Eine kontinuierliche Zusammenarbeit mit dem Rheinischen Archiv- und Museumsamt (RAMA) des Landschaftsverbandes Rheinland (LVR) wird angestrebt. Gewünscht ist auch eine Präsenz in den Medien des LVR. Zum zukünftigen Profil soll die Bildung von Expertenteams aus verschiedenen Museumsfachrichtungen gehören. Der Verband wird Fortbildungsveranstaltungen und Fachtagungen durchführen und bietet sich dabei als Partner unter anderem für das RAMA und die Vereinigung Westfälischer Museen an. Mit allen diesen Maßnahmen sollen die Interessen der Museen und deren Wahrnehmung in der Öffentlichkeit gefördert werden.
Mitgliedschaft
Um die Grundlagen des Verbandes auf eine tragfähigere Basis zu stellen und die Wirkung seines Handelns deutlich zu erhöhen, ist eine Mitgliedschaft nicht nur für Museen als Institution, sondern auch für deren Mitarbeiterinnen und Mitarbeiter möglich. Eine gesamtgesellschaftlich breitere Wirkung soll durch Mitgliedschaften weiterer juristischer und natürlicher Personen, z. B. aus dem Bereich der Galerien, der Ausstellungshallen, der kulturnahen Unternehmen und der Politik erzielt werden. Der Jahresbeitrag für Museen bleibt mit 50.- € stabil, Mitarbeiterinnen und Mitarbeiter der Museen können mit lediglich 15.- € Beitrag die Mitgliedschaft erwerben. Für andere natürliche oder juristische Personen gilt ein Beitrag von 100.- €.

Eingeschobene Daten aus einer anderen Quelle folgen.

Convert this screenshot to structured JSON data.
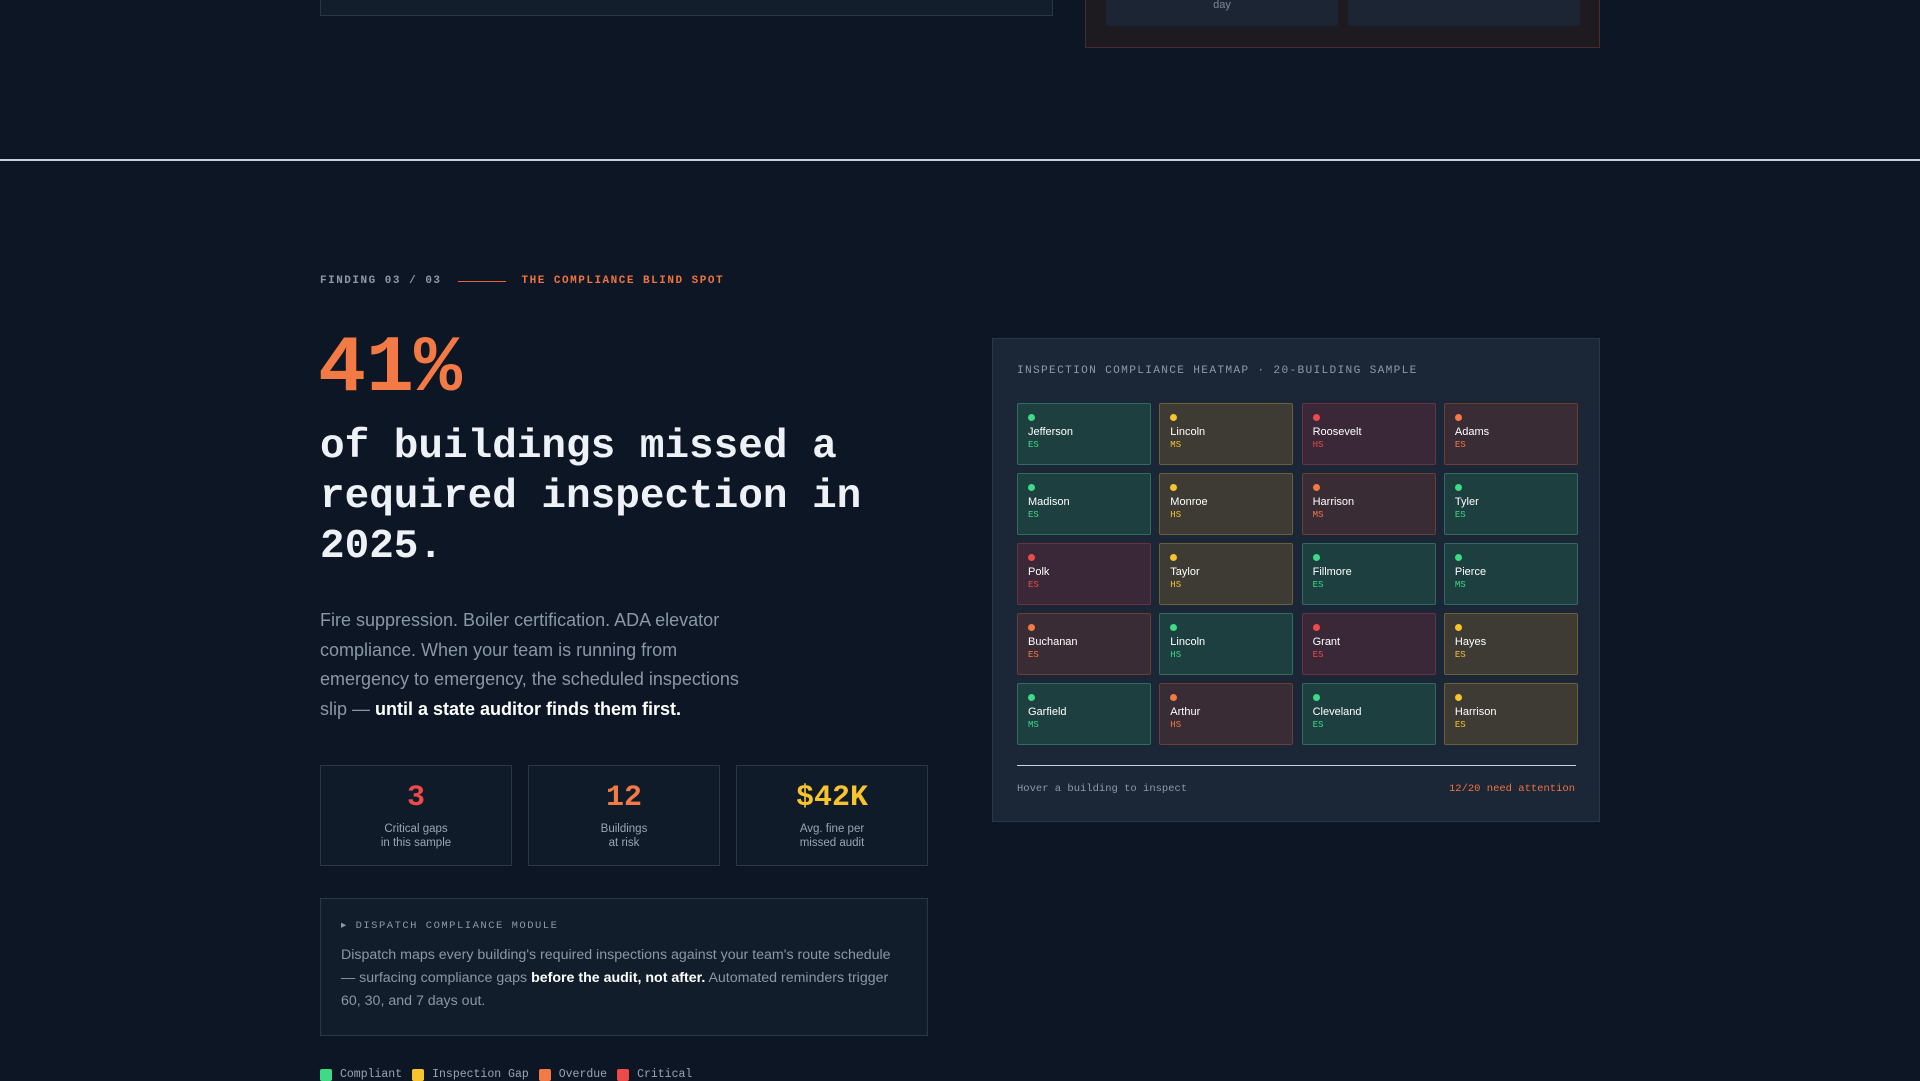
{
  "previous_section": {
    "day_label": "day"
  },
  "finding": {
    "index": "FINDING 03 / 03",
    "tag": "THE COMPLIANCE BLIND SPOT",
    "big_stat": "41%",
    "headline": "of buildings missed a required inspection in 2025.",
    "body_plain": "Fire suppression. Boiler certification. ADA elevator compliance. When your team is running from emergency to emergency, the scheduled inspections slip — ",
    "body_strong": "until a state auditor finds them first."
  },
  "stats": [
    {
      "value": "3",
      "label_line1": "Critical gaps",
      "label_line2": "in this sample"
    },
    {
      "value": "12",
      "label_line1": "Buildings",
      "label_line2": "at risk"
    },
    {
      "value": "$42K",
      "label_line1": "Avg. fine per",
      "label_line2": "missed audit"
    }
  ],
  "module": {
    "title": "▸ DISPATCH COMPLIANCE MODULE",
    "text_1": "Dispatch maps every building's required inspections against your team's route schedule — surfacing compliance gaps ",
    "text_strong": "before the audit, not after.",
    "text_2": " Automated reminders trigger 60, 30, and 7 days out."
  },
  "legend": [
    {
      "label": "Compliant",
      "color": "#3ddc84"
    },
    {
      "label": "Inspection Gap",
      "color": "#f7c42e"
    },
    {
      "label": "Overdue",
      "color": "#f47a45"
    },
    {
      "label": "Critical",
      "color": "#ef4a4a"
    }
  ],
  "heatmap": {
    "title": "INSPECTION COMPLIANCE HEATMAP · 20-BUILDING SAMPLE",
    "hint": "Hover a building to inspect",
    "attention": "12/20 need attention",
    "buildings": [
      {
        "name": "Jefferson",
        "level": "ES",
        "status": "compliant"
      },
      {
        "name": "Lincoln",
        "level": "MS",
        "status": "gap"
      },
      {
        "name": "Roosevelt",
        "level": "HS",
        "status": "critical"
      },
      {
        "name": "Adams",
        "level": "ES",
        "status": "overdue"
      },
      {
        "name": "Madison",
        "level": "ES",
        "status": "compliant"
      },
      {
        "name": "Monroe",
        "level": "HS",
        "status": "gap"
      },
      {
        "name": "Harrison",
        "level": "MS",
        "status": "overdue"
      },
      {
        "name": "Tyler",
        "level": "ES",
        "status": "compliant"
      },
      {
        "name": "Polk",
        "level": "ES",
        "status": "critical"
      },
      {
        "name": "Taylor",
        "level": "HS",
        "status": "gap"
      },
      {
        "name": "Fillmore",
        "level": "ES",
        "status": "compliant"
      },
      {
        "name": "Pierce",
        "level": "MS",
        "status": "compliant"
      },
      {
        "name": "Buchanan",
        "level": "ES",
        "status": "overdue"
      },
      {
        "name": "Lincoln",
        "level": "HS",
        "status": "compliant"
      },
      {
        "name": "Grant",
        "level": "ES",
        "status": "critical"
      },
      {
        "name": "Hayes",
        "level": "ES",
        "status": "gap"
      },
      {
        "name": "Garfield",
        "level": "MS",
        "status": "compliant"
      },
      {
        "name": "Arthur",
        "level": "HS",
        "status": "overdue"
      },
      {
        "name": "Cleveland",
        "level": "ES",
        "status": "compliant"
      },
      {
        "name": "Harrison",
        "level": "ES",
        "status": "gap"
      }
    ]
  }
}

Der Verband steht somit ab sofort allen Museumsgattungen, Sammlungen und Ausstellungshäusern offen. Eine Mitgliedschaft unterschiedlicher Fachbereiche wird ausdrücklich gewünscht.
Organisation
Der Verband wird durch einen geschäftsführenden Vorstand vertreten, der aus einer oder einem Vorsitzenden, einer Stellvertretung und den Beisitzern gebildet wird. Auf eine formale Unterorganisation wie die ehemaligen räumlichen Gruppierungen wird verzichtet. Der Verband setzt auf die Kommunikation der Mitglieder und wird Treffen in der Folge der Regionalgruppen gern begleiten, kommunizieren und unterstützen. Eine eigene Geschäftsstelle wird eingerichtet.